Und dann ging es wie immer vor diesen wichtigen Spielen um Motivation und Konzentration. Rennen sollen sie, die Spieler, rennen. Wenn einer nach dem Abspiel stehen bleibt, wenn das Laufspiel nicht funktioniert, "dann entstehen Räume für die Argentinier, dann haben wir sicher keine Chance", sagte Löw. Das deutsche Angriffsspiel braucht Platz. Das weiß Löw. Es geht ums Räume schaffen. Leicht wird das nicht. Denn Argentiniens Abwehr steht sehr tief.

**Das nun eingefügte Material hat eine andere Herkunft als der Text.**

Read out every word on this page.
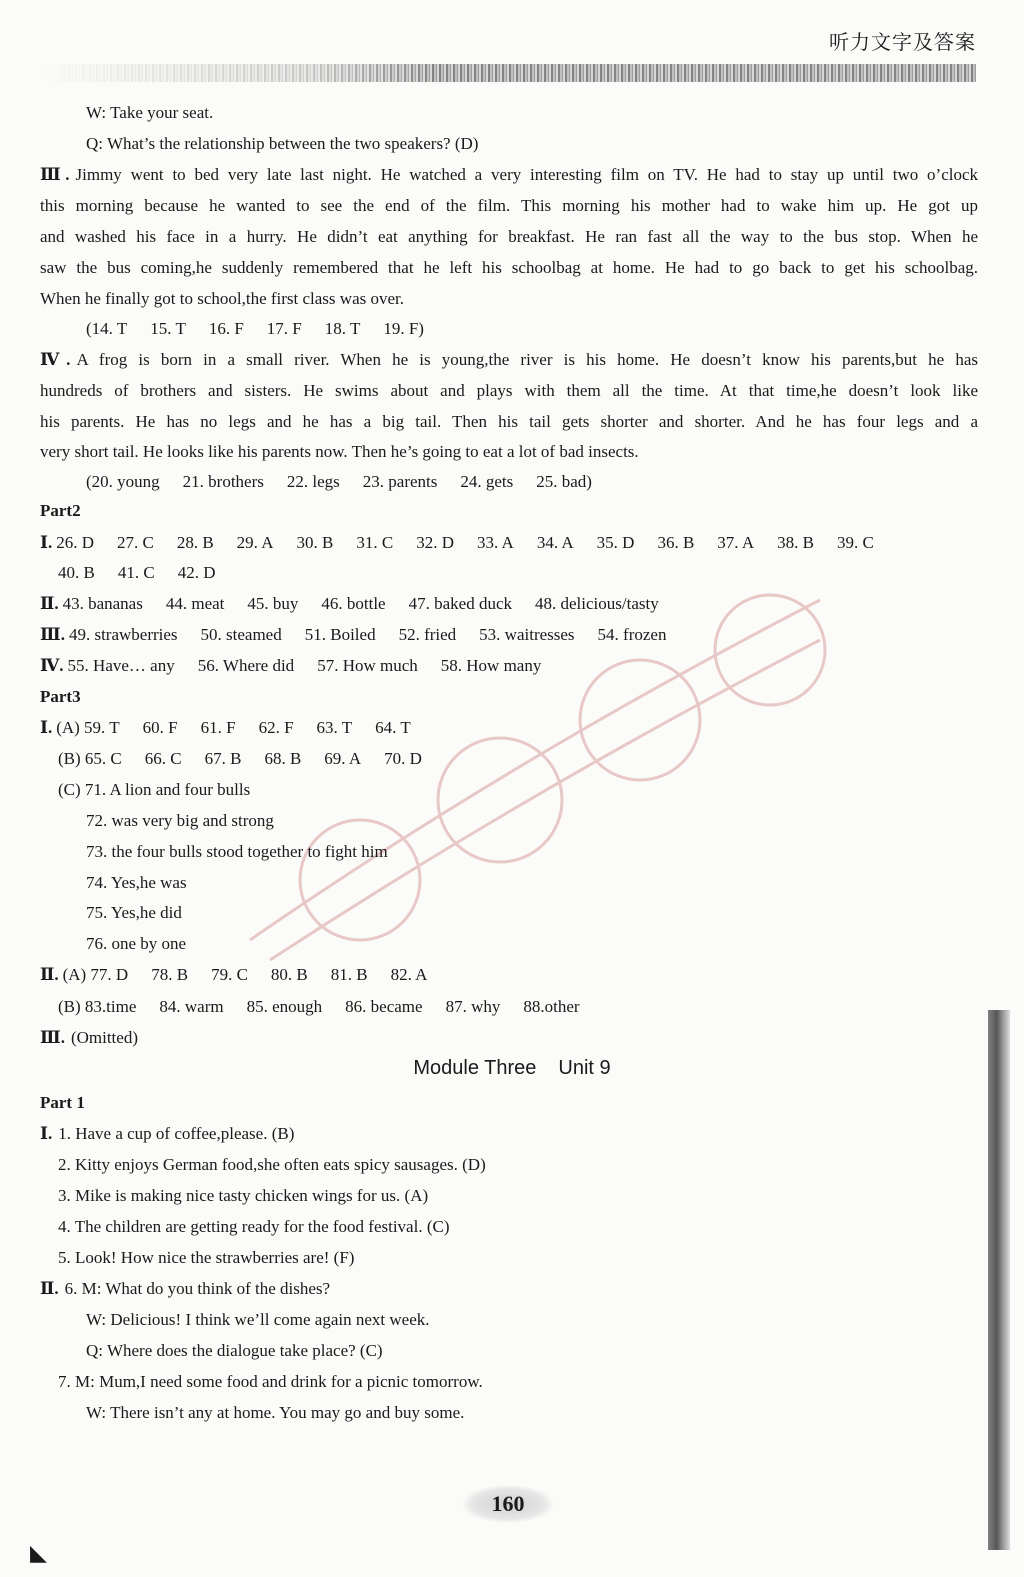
听力文字及答案
W: Take your seat.
Q: What’s the relationship between the two speakers? (D)
Ⅲ. Jimmy went to bed very late last night. He watched a very interesting film on TV. He had to stay up until two o’clock
this morning because he wanted to see the end of the film. This morning his mother had to wake him up. He got up
and washed his face in a hurry. He didn’t eat anything for breakfast. He ran fast all the way to the bus stop. When he
saw the bus coming,he suddenly remembered that he left his schoolbag at home. He had to go back to get his schoolbag.
When he finally got to school,the first class was over.
(14. T 15. T 16. F 17. F 18. T 19. F)
Ⅳ. A frog is born in a small river. When he is young,the river is his home. He doesn’t know his parents,but he has
hundreds of brothers and sisters. He swims about and plays with them all the time. At that time,he doesn’t look like
his parents. He has no legs and he has a big tail. Then his tail gets shorter and shorter. And he has four legs and a
very short tail. He looks like his parents now. Then he’s going to eat a lot of bad insects.
(20. young 21. brothers 22. legs 23. parents 24. gets 25. bad)
Part2
Ⅰ. 26. D 27. C 28. B 29. A 30. B 31. C 32. D 33. A 34. A 35. D 36. B 37. A 38. B 39. C
40. B 41. C 42. D
Ⅱ. 43. bananas 44. meat 45. buy 46. bottle 47. baked duck 48. delicious/tasty
Ⅲ. 49. strawberries 50. steamed 51. Boiled 52. fried 53. waitresses 54. frozen
Ⅳ. 55. Have… any 56. Where did 57. How much 58. How many
Part3
Ⅰ. (A) 59. T 60. F 61. F 62. F 63. T 64. T
(B) 65. C 66. C 67. B 68. B 69. A 70. D
(C) 71. A lion and four bulls
72. was very big and strong
73. the four bulls stood together to fight him
74. Yes,he was
75. Yes,he did
76. one by one
Ⅱ. (A) 77. D 78. B 79. C 80. B 81. B 82. A
(B) 83.time 84. warm 85. enough 86. became 87. why 88.other
Ⅲ. (Omitted)
Module Three Unit 9
Part 1
Ⅰ. 1. Have a cup of coffee,please. (B)
2. Kitty enjoys German food,she often eats spicy sausages. (D)
3. Mike is making nice tasty chicken wings for us. (A)
4. The children are getting ready for the food festival. (C)
5. Look! How nice the strawberries are! (F)
Ⅱ. 6. M: What do you think of the dishes?
W: Delicious! I think we’ll come again next week.
Q: Where does the dialogue take place? (C)
7. M: Mum,I need some food and drink for a picnic tomorrow.
W: There isn’t any at home. You may go and buy some.
160
◣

Die vier Verteidiger werden sich nicht so leicht aus ihrer Warteposition locken lassen wie die Engländer. Noch viel mehr als in den vergangenen Spielen wird es auf Mesut Özils Ideen ankommen, der sich in Joachim Löws 4-2-3-1-System zu einem echten Spielmacher entwickelt hat. Und das sei es auch, so Löw, was ihn von Argentiniens Lionel Messi unterscheide. Zwar habe Messi die meisten Torvorlagen gegeben in diesem Turnier, und doch sei es eher Özil, der "dem Kombinationsspiel seinen Stempel aufdrücken kann". Insofern könne man ihn nicht mit dem "Tempodribbler" Messi vergleichen. Fürwahr, für Dribbler ist in Löws Läuferfußball kein Platz.
Bei allem Respekt vor Argentiniens Angriff mit Lionel Messi, Carlos Tevez und Gonzalo Higuain, sollten die Deutschen nicht vergessen, auf die Ballschlepper im Mittelfeld zu achten. Maxi Rodriguez und Angel di Maria sind es, die die Lücke schließen zwischen der tief stehen Abwehr Argentiniens und den drei Angreifern. Bastian Schweinsteiger und Sami Khedira werden den beiden nachrennen müssen, um die Pässe auf die Angreifer zu verhindern. Die Innenverteidigung sollte schnell herausrücken, wenn Messi an den Ball kommt.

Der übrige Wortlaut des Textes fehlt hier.